With considerations like this in mind, make it a priority to talk with your client about the relative significance of the words within the logo you’re designing. If it turns out that one or more words needs to stand out above the others—as is very often the case—then make a point of coming up with a design that guides viewers to the word—or words—that need emphasizing. Take this work very seriously. After all, logos usually have only a second or two to catch viewers’ attention, and if a logo’s primary message can’t be delivered within this amount of time, then it may not be delivered at all.
How can you establish different levels of emphasis among a logo’s words? Two ways: First, by enhancing the visual impact of certain words by making them bigger, bolder, and/or more colorful than the others. And second, by making sure you’re playing down the visual presence of other words within the design by restraining their size, weight, and coloring.
Directing the eye
The eye likes to avoid confusion by being given cues as to where it’s supposed to look.
On this page, the eye is first drawn to a bold central word and its impossible-to-ignore colored character before being pulled toward typographic elements that offer themselves more quietly (this block of text among them).
Size considerations
Size differences, of course, are one way of ensuring that a logo’s type sends the right message to viewers.
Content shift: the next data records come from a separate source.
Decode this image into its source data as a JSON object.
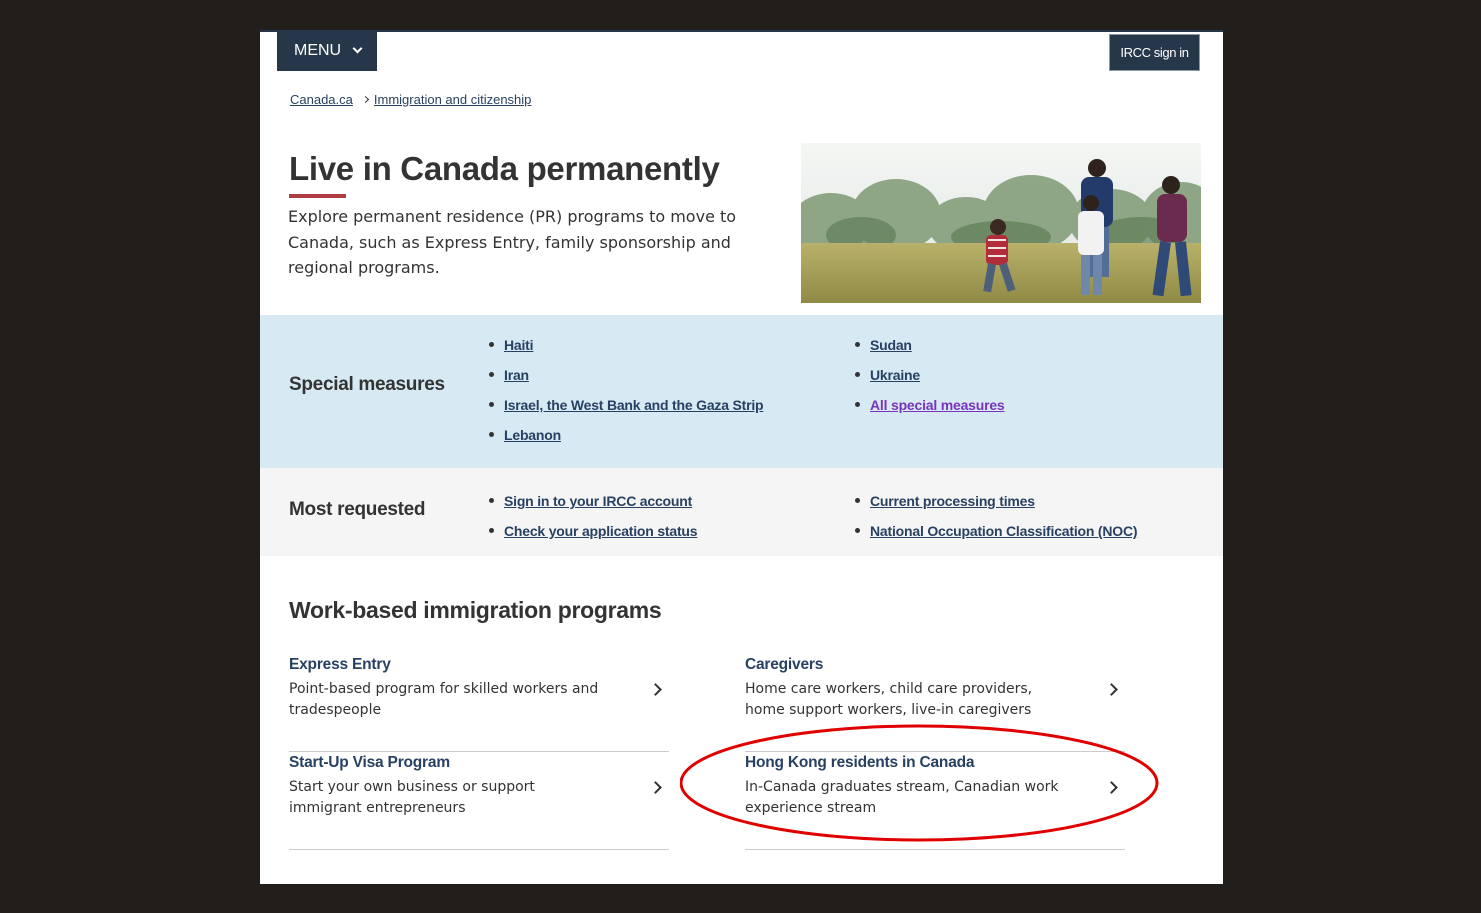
{
  "header": {
    "menu_label": "MENU",
    "signin_label": "IRCC sign in"
  },
  "breadcrumb": {
    "items": [
      "Canada.ca",
      "Immigration and citizenship"
    ]
  },
  "hero": {
    "title": "Live in Canada permanently",
    "intro": "Explore permanent residence (PR) programs to move to Canada, such as Express Entry, family sponsorship and regional programs."
  },
  "special_measures": {
    "heading": "Special measures",
    "col1": [
      "Haiti",
      "Iran",
      "Israel, the West Bank and the Gaza Strip",
      "Lebanon"
    ],
    "col2": [
      "Sudan",
      "Ukraine",
      "All special measures"
    ]
  },
  "most_requested": {
    "heading": "Most requested",
    "col1": [
      "Sign in to your IRCC account",
      "Check your application status"
    ],
    "col2": [
      "Current processing times",
      "National Occupation Classification (NOC)"
    ]
  },
  "programs": {
    "title": "Work-based immigration programs",
    "cards": [
      {
        "title": "Express Entry",
        "desc": "Point-based program for skilled workers and tradespeople"
      },
      {
        "title": "Caregivers",
        "desc": "Home care workers, child care providers, home support workers, live-in caregivers"
      },
      {
        "title": "Start-Up Visa Program",
        "desc": "Start your own business or support immigrant entrepreneurs"
      },
      {
        "title": "Hong Kong residents in Canada",
        "desc": "In-Canada graduates stream, Canadian work experience stream"
      }
    ]
  },
  "colors": {
    "brand_navy": "#26374a",
    "link": "#284162",
    "visited_link": "#7834bc",
    "title_rule": "#af3c43",
    "special_band": "#d7eaf4",
    "requested_band": "#f5f5f5",
    "annotation": "#e00000"
  },
  "icons": {
    "menu": "chevron-down-icon",
    "breadcrumb": "chevron-right-icon",
    "card": "chevron-right-icon"
  }
}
And not only that, size differences between any of a composition’s elements—especially when those differences are great—can add feelings of energy and excitement to a design.
Note how two of these three designs play up the importance of just one word, and how one of them highlights two words equally. The correct solution for any logo depends on the goals you and your client are after in presenting it to the world. You can help your client solidify these objectives through the range of ideas you present to them.
Weight and color
Each of the logos above features sets of words from a single typeface that are presented in identical point sizes. See how weight and color are employed to bring emphasis to one or more words within each design.
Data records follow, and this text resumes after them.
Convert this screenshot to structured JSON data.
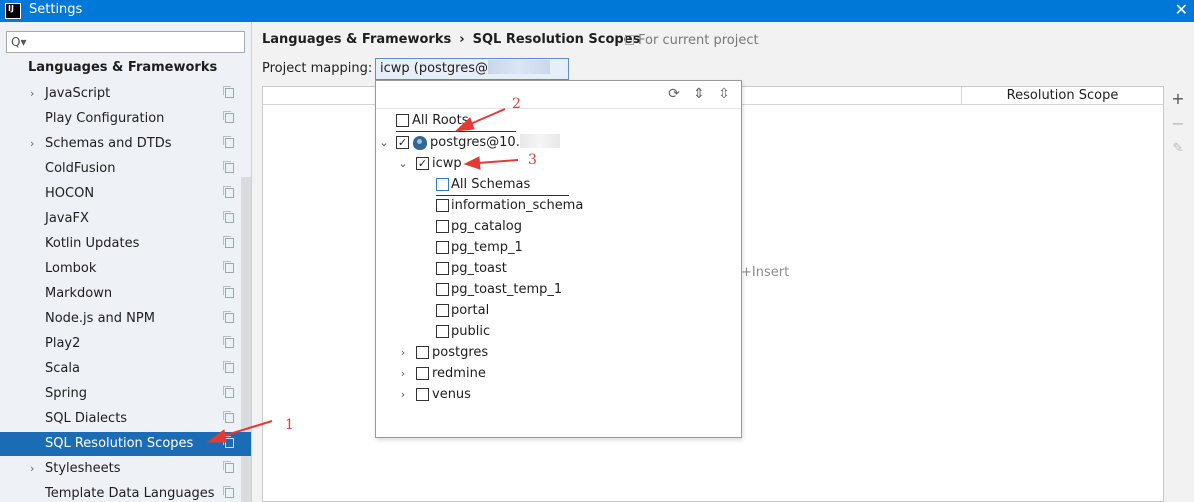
{
  "window": {
    "title": "Settings",
    "app_icon": "intellij-icon"
  },
  "sidebar": {
    "search_placeholder": "",
    "section_title": "Languages & Frameworks",
    "items": [
      {
        "label": "JavaScript",
        "expandable": true
      },
      {
        "label": "Play Configuration",
        "expandable": false
      },
      {
        "label": "Schemas and DTDs",
        "expandable": true
      },
      {
        "label": "ColdFusion",
        "expandable": false
      },
      {
        "label": "HOCON",
        "expandable": false
      },
      {
        "label": "JavaFX",
        "expandable": false
      },
      {
        "label": "Kotlin Updates",
        "expandable": false
      },
      {
        "label": "Lombok",
        "expandable": false
      },
      {
        "label": "Markdown",
        "expandable": false
      },
      {
        "label": "Node.js and NPM",
        "expandable": false
      },
      {
        "label": "Play2",
        "expandable": false
      },
      {
        "label": "Scala",
        "expandable": false
      },
      {
        "label": "Spring",
        "expandable": false
      },
      {
        "label": "SQL Dialects",
        "expandable": false
      },
      {
        "label": "SQL Resolution Scopes",
        "expandable": false,
        "selected": true
      },
      {
        "label": "Stylesheets",
        "expandable": true
      },
      {
        "label": "Template Data Languages",
        "expandable": false
      }
    ]
  },
  "main": {
    "breadcrumb": [
      "Languages & Frameworks",
      "SQL Resolution Scopes"
    ],
    "breadcrumb_separator": "›",
    "for_project": "For current project",
    "mapping_label": "Project mapping:",
    "mapping_value": "icwp (postgres@",
    "table": {
      "col_scope": "Resolution Scope",
      "empty_text": "+Insert"
    },
    "tools": {
      "add": "+",
      "remove": "−",
      "edit": "✎"
    }
  },
  "popup": {
    "toolbar": [
      "refresh-icon",
      "expand-all-icon",
      "collapse-all-icon"
    ],
    "all_roots": "All Roots",
    "datasource": "postgres@10.",
    "database": "icwp",
    "schemas": [
      "All Schemas",
      "information_schema",
      "pg_catalog",
      "pg_temp_1",
      "pg_toast",
      "pg_toast_temp_1",
      "portal",
      "public"
    ],
    "other_databases": [
      "postgres",
      "redmine",
      "venus"
    ]
  },
  "annotations": [
    "1",
    "2",
    "3"
  ],
  "colors": {
    "titlebar": "#0078d7",
    "selection": "#1b6cb5",
    "annotation": "#e53935"
  }
}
When you’re looking for ways of establishing visual hierarchy within single-typeface logos, headlines, and word graphics, consider each of these variables—weight, color, and size—and think about employing one, two, or all three to bring emphasis where it belongs.
Color for emphasis
Imagine you’re creating a headline and a subhead for a magazine or a website. You’ve come up with typography that looks good, and now you’re looking for ways of adding notes of style and/or emphasis through color alone.
What about coloring just the subhead or just the headline? It’s a simple and attractive solution that also helps the design’s two main components differentiate themselves.
How about using a bright accent color to bring emphasis to a single word—especially if that word is likely to attract notice and act as bait for further reading?
Note, also, that gray has been used to shade this example’s subhead—a ploy that adds a subtle degree of visual complexity to the design.
Don’t use just any good looking hue when adding color to type. Color should not only look good, it should also echo meanings and feelings that are being communicated through a design. The head/subhead examples on this spread have been adorned with the national colors of Italy: green, white, and red.
Things are turned around here as black is used as a background for white and colored type.
The headline/subhead presentation above gains an extra measure of visual flair through an unconventional application of alternating colors within its first word and also through its use of three colors within the following two lines of type.
On a technical note, the red that appears on this page is slightly lighter than that used on the previous page. This page’s red was lightened to help it stand out better against its black backdrop. Be attentive to adjustments like these whenever applying color to type.
And what about a less intuitive application of color within your headline/subhead? In this case, an unexpected item is highlighted within the subhead to bring attention to certain words deemed more worthy of attention than the headline itself.
Note also that most of this design’s subhead is a light gray. Not something that readers would necessarily notice right away, but still a treatment that helps the headline and subhead stand apart from each other.